C’è poi una questione di tempistica: la sentenza è stata pronunciata a tre giorni dal voto.
Si poteva fare cinque giorni dopo. Credo che questo faccia parte della sensibilità e dell’equilibrio del giudice. Non conosco le ragioni per cui non era possibile emettere questa sentenza la prossima settimana, quello che posso dire è che in generale questo fa parte di un equilibrato esercizio dei poteri discrezionali nella gestione delle udienze da parte dei giudici. Poi i nostri sono tribunali complicati e quindi l’organizzazione delle tempistiche dipende da tante cose, ma trattandosi di una vicenda così delicata, che rischiava di impattare su un momento essenziale della nostra vita democratica, quello elettorale, ci voleva una particolare attenzione, che va oltre la tutela corporativa. E questo è un problema.

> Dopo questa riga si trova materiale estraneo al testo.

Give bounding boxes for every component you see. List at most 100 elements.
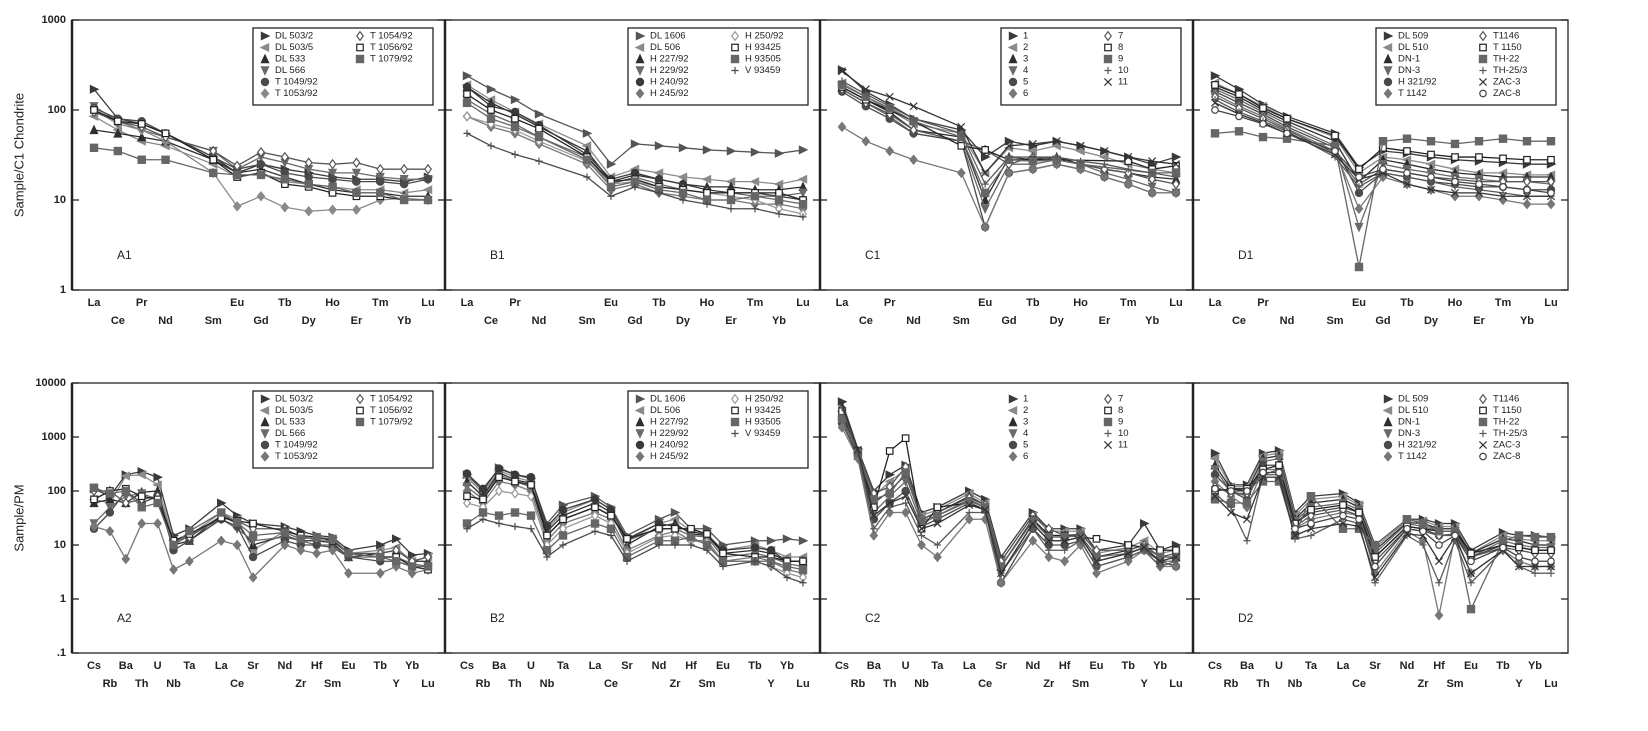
marker bbox=[209, 145, 218, 157]
x-tick-label: Gd bbox=[253, 315, 268, 327]
marker bbox=[1547, 557, 1555, 566]
series-segment bbox=[141, 129, 166, 142]
x-tick-label: Sm bbox=[1072, 678, 1089, 690]
panel-label: A2 bbox=[117, 611, 132, 625]
series-segment bbox=[252, 522, 286, 532]
marker bbox=[774, 148, 785, 158]
marker bbox=[703, 530, 711, 538]
x-tick-label: Sr bbox=[247, 660, 259, 672]
marker bbox=[1467, 557, 1475, 566]
marker bbox=[280, 539, 290, 551]
x-tick-label: Yb bbox=[772, 315, 786, 327]
marker bbox=[1283, 129, 1291, 138]
marker bbox=[1354, 203, 1364, 214]
series-segment bbox=[1152, 165, 1177, 170]
marker bbox=[1331, 147, 1339, 155]
marker bbox=[1004, 136, 1015, 146]
legend-label: DL 533 bbox=[275, 54, 305, 65]
x-tick-label: Ho bbox=[325, 297, 340, 309]
marker bbox=[256, 170, 266, 180]
legend-label: 6 bbox=[1023, 451, 1028, 462]
x-tick-label: Sr bbox=[1369, 660, 1381, 672]
x-tick-label: Ce bbox=[978, 678, 992, 690]
legend-marker bbox=[635, 416, 645, 427]
series-segment bbox=[626, 544, 660, 562]
x-tick-label: La bbox=[1337, 660, 1351, 672]
marker bbox=[678, 143, 689, 153]
marker bbox=[1418, 519, 1428, 528]
legend-label: DL 566 bbox=[275, 65, 305, 76]
marker bbox=[1531, 569, 1539, 577]
marker bbox=[1211, 106, 1219, 114]
series-segment bbox=[1470, 546, 1504, 558]
series-segment bbox=[778, 186, 804, 191]
marker bbox=[1100, 160, 1109, 168]
series-segment bbox=[754, 208, 780, 215]
series-segment bbox=[1238, 107, 1264, 120]
marker bbox=[1338, 524, 1348, 533]
series-segment bbox=[905, 512, 923, 546]
marker bbox=[1227, 503, 1235, 511]
marker bbox=[1530, 532, 1540, 542]
series-segment bbox=[1502, 199, 1528, 205]
series-segment bbox=[1214, 91, 1240, 104]
y-tick-label: 1000 bbox=[42, 14, 66, 26]
legend-label: 7 bbox=[1118, 394, 1123, 405]
series-segment bbox=[1152, 172, 1177, 178]
marker bbox=[1123, 178, 1133, 190]
legend-label: 1 bbox=[1023, 394, 1028, 405]
marker bbox=[1028, 139, 1037, 148]
marker bbox=[869, 495, 879, 504]
legend-label: DN-1 bbox=[1398, 417, 1420, 428]
series-segment bbox=[1470, 546, 1504, 562]
marker bbox=[1403, 147, 1411, 155]
series-segment bbox=[466, 93, 492, 111]
series-segment bbox=[682, 199, 708, 205]
legend-marker bbox=[730, 54, 740, 64]
x-tick-label: Yb bbox=[780, 660, 794, 672]
legend-marker bbox=[1479, 452, 1487, 461]
series-segment bbox=[1214, 109, 1240, 117]
marker bbox=[232, 201, 242, 212]
legend-frame bbox=[252, 27, 434, 106]
series-segment bbox=[1478, 189, 1504, 194]
legend-label: T 1079/92 bbox=[370, 54, 413, 65]
series-segment bbox=[1422, 544, 1440, 583]
marker bbox=[750, 147, 761, 157]
marker bbox=[535, 157, 543, 165]
series-segment bbox=[356, 162, 381, 170]
marker bbox=[1242, 515, 1252, 524]
series-segment bbox=[1032, 163, 1057, 170]
series-segment bbox=[308, 168, 333, 174]
legend-label: 2 bbox=[1023, 405, 1028, 416]
marker bbox=[1259, 104, 1267, 112]
series-segment bbox=[252, 544, 286, 578]
legend-marker bbox=[1478, 54, 1488, 64]
marker bbox=[1274, 454, 1284, 464]
series-segment bbox=[562, 511, 596, 525]
series-segment bbox=[490, 109, 516, 120]
marker bbox=[1028, 163, 1038, 175]
series-segment bbox=[1159, 556, 1177, 562]
marker bbox=[1052, 137, 1061, 146]
legend-marker bbox=[260, 416, 270, 427]
marker bbox=[479, 495, 487, 504]
legend-label: 1 bbox=[1023, 31, 1028, 42]
marker bbox=[774, 195, 784, 205]
series-segment bbox=[1470, 540, 1504, 610]
marker bbox=[701, 174, 712, 184]
legend-label: V 93459 bbox=[745, 65, 780, 76]
marker bbox=[655, 189, 663, 197]
series-segment bbox=[284, 162, 309, 170]
x-tick-label: Ta bbox=[183, 660, 196, 672]
series-segment bbox=[1143, 523, 1161, 551]
x-tick-label: Ce bbox=[484, 315, 498, 327]
marker bbox=[775, 189, 783, 197]
marker bbox=[1354, 262, 1364, 272]
marker bbox=[527, 481, 535, 489]
marker bbox=[1475, 153, 1483, 161]
legend-marker bbox=[635, 394, 646, 404]
x-tick-label: Ce bbox=[859, 315, 873, 327]
x-tick-label: Pr bbox=[884, 297, 896, 309]
marker bbox=[583, 173, 591, 181]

Lei ha avuto a che fare con reati gravi e anche con una gestione dell’accoglienza diversa da quella di Riace. Che differenze ci sono?
Ho fatto processi drammatici in relazione alle modalità di accoglienza dei migranti a San Ferdinando quando ero alla procura di Palmi, con strumentalizzazione della forza lavoro, associazioni finalizzate al caporalato e allo sfruttamento schiavistico dei migranti. Ho visto aggressioni a colpi d’arma da fuoco a migranti che non calavano la testa eli ho visti anche in aula indicare gli autori di gravi atti delittuosi contro di loro, con un coraggio che spesso non ho visto da parte dei cittadini italiani.
Qual è stata la pena più alta in questi casi?
Non glielo so dire perché poi sono stato trasferito a Reggio Calabria e il processo non l’ho seguito. Ma certamente sotto i 13 anni.